In the end, there is one comic head and shoulders above the rest for one good reason. For the twenty or so years, Law and Order has graced television screens, with spinoffs and imitators galore. Greg Rucka and Ed Brubaker’s Gotham Central is the grittiest Law and Order series of them all, and it has Batman in it.
Gotham Central is split into shifts, Rucka writes the day shift and Brubaker the night shift. (Obviously.) Gotham is a busy urban police department with the usual troubles, crime bosses, internal corruption and personality clashes.
For the most part, from their perspective, Batman makes things harder. When he breaks a case, or captures a criminal, he makes everyone in the department feel insecure. Worst of all, he brings all the freaks and madmen to town.

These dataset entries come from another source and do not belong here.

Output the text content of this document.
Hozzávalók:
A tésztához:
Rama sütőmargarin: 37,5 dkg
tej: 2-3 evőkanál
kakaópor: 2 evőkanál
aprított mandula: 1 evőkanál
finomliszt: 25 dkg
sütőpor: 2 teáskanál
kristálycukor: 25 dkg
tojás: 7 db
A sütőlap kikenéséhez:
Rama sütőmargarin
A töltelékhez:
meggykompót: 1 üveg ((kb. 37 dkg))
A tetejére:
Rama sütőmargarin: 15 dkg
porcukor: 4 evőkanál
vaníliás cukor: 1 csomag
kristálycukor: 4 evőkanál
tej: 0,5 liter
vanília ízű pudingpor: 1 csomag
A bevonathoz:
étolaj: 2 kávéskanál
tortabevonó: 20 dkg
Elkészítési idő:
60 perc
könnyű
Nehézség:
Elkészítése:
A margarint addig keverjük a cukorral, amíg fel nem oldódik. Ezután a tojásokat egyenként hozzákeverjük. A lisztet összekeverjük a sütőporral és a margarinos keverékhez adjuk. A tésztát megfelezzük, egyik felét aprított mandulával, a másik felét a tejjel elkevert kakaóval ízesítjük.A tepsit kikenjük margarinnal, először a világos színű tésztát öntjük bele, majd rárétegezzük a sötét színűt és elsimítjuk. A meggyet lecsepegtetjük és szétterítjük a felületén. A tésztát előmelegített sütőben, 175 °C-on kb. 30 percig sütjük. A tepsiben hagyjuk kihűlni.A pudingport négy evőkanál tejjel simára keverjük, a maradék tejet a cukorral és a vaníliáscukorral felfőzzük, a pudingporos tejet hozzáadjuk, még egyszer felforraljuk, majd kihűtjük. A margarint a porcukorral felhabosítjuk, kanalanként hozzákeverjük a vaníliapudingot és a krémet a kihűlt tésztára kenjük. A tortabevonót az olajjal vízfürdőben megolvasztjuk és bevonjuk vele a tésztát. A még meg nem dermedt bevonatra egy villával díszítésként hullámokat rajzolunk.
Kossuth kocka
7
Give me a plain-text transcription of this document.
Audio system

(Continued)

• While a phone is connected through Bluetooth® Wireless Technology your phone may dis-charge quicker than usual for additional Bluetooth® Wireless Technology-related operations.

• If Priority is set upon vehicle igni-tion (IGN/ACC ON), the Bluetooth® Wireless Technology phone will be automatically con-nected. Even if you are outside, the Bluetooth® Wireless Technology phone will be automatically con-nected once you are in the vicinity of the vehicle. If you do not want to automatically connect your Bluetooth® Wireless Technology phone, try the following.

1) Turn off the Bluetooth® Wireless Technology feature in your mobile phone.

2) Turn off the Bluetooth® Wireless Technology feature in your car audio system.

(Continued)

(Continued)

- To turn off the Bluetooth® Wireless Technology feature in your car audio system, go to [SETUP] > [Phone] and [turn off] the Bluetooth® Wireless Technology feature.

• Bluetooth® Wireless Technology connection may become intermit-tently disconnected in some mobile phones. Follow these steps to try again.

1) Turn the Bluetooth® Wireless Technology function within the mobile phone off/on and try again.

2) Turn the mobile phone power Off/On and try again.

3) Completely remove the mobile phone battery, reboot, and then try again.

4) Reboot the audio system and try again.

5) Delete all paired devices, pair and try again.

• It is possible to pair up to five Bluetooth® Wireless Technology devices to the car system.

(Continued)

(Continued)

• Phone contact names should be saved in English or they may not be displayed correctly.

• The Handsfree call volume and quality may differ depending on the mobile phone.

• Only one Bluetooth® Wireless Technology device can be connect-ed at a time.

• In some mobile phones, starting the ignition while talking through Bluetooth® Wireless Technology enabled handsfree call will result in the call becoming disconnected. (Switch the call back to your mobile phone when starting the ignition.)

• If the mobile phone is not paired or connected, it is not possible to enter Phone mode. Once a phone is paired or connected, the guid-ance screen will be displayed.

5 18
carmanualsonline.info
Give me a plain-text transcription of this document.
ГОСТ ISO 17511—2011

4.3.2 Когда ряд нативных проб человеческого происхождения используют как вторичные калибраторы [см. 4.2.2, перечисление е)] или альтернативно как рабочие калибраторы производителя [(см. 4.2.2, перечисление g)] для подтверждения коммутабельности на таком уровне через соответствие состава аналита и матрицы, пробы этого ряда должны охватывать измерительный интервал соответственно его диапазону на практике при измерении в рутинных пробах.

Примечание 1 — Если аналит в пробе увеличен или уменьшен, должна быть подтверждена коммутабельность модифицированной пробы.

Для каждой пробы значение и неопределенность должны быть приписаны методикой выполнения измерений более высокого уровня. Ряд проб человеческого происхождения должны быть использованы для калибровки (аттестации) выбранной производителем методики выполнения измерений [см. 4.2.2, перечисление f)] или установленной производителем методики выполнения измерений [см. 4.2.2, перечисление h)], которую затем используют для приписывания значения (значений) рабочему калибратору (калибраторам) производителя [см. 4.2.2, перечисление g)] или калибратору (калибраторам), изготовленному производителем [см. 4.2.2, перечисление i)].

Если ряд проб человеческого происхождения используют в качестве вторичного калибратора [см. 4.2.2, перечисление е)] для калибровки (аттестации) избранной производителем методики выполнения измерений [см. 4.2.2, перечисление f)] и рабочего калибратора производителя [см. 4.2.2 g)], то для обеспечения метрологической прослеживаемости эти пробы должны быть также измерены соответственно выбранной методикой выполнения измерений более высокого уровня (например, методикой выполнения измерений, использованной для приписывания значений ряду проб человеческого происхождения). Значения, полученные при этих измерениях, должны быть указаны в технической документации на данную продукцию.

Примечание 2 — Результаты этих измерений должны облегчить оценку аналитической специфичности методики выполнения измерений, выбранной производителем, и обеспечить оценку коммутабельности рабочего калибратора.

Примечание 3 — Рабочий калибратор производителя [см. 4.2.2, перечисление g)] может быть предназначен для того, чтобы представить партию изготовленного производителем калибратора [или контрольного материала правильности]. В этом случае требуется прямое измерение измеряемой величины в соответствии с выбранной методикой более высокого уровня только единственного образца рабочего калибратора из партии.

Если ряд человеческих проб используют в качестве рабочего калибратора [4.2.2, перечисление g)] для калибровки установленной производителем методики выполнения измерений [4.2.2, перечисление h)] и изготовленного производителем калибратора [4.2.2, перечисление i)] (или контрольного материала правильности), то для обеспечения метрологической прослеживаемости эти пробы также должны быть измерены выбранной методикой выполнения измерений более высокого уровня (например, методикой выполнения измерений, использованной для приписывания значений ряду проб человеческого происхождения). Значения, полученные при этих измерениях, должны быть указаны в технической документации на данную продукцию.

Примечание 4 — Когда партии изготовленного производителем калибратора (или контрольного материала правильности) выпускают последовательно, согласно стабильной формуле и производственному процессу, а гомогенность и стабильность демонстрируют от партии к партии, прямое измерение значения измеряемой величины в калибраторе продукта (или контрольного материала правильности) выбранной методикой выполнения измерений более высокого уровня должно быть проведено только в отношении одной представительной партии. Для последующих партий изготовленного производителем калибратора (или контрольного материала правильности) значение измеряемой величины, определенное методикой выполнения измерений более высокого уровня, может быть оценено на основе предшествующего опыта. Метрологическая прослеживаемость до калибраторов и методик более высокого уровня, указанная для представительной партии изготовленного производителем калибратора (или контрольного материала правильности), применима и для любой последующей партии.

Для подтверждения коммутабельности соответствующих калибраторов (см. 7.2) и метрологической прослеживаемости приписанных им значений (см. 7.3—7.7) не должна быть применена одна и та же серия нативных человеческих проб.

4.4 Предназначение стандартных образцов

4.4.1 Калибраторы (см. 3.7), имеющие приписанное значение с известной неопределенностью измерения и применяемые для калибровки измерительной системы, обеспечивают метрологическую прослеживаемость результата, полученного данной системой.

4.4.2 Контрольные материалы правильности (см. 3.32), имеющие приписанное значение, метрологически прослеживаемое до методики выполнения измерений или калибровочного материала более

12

You never know in Gotham Central when that routine call is going to accidentally put you in the middle of an insane criminal’s lair, or who is up to what plot. And nearly everyone in Gotham Central is sick of it.
Gotham Central features both great arcs and crackling character beats. From loyal curmudgeon Crispus Allen, to the legendary Batman villain that decides to become a sniper. The treachery of Jim Corrigan (and the tease of the superhero he’s named after) to Commissioner Akin’s war on Batman. A homage to Silence of the Lambs, and a murder by corrupt cops that goes very, very badly. And a miserable, failed Harvey Bullock who can’t forget that one last case.
But in the end, Gotham Central is most famous for the story of Renee Montoya, an intense violent Detective hiding her gay lover from everyone in her life, and the Batman villain that doesn’t like it one bit.
Gotham Central, like everything else I champion was a flop as a comic, mostly, I think, because it is paced like a television show. Hint, hint. Television loves cop shows.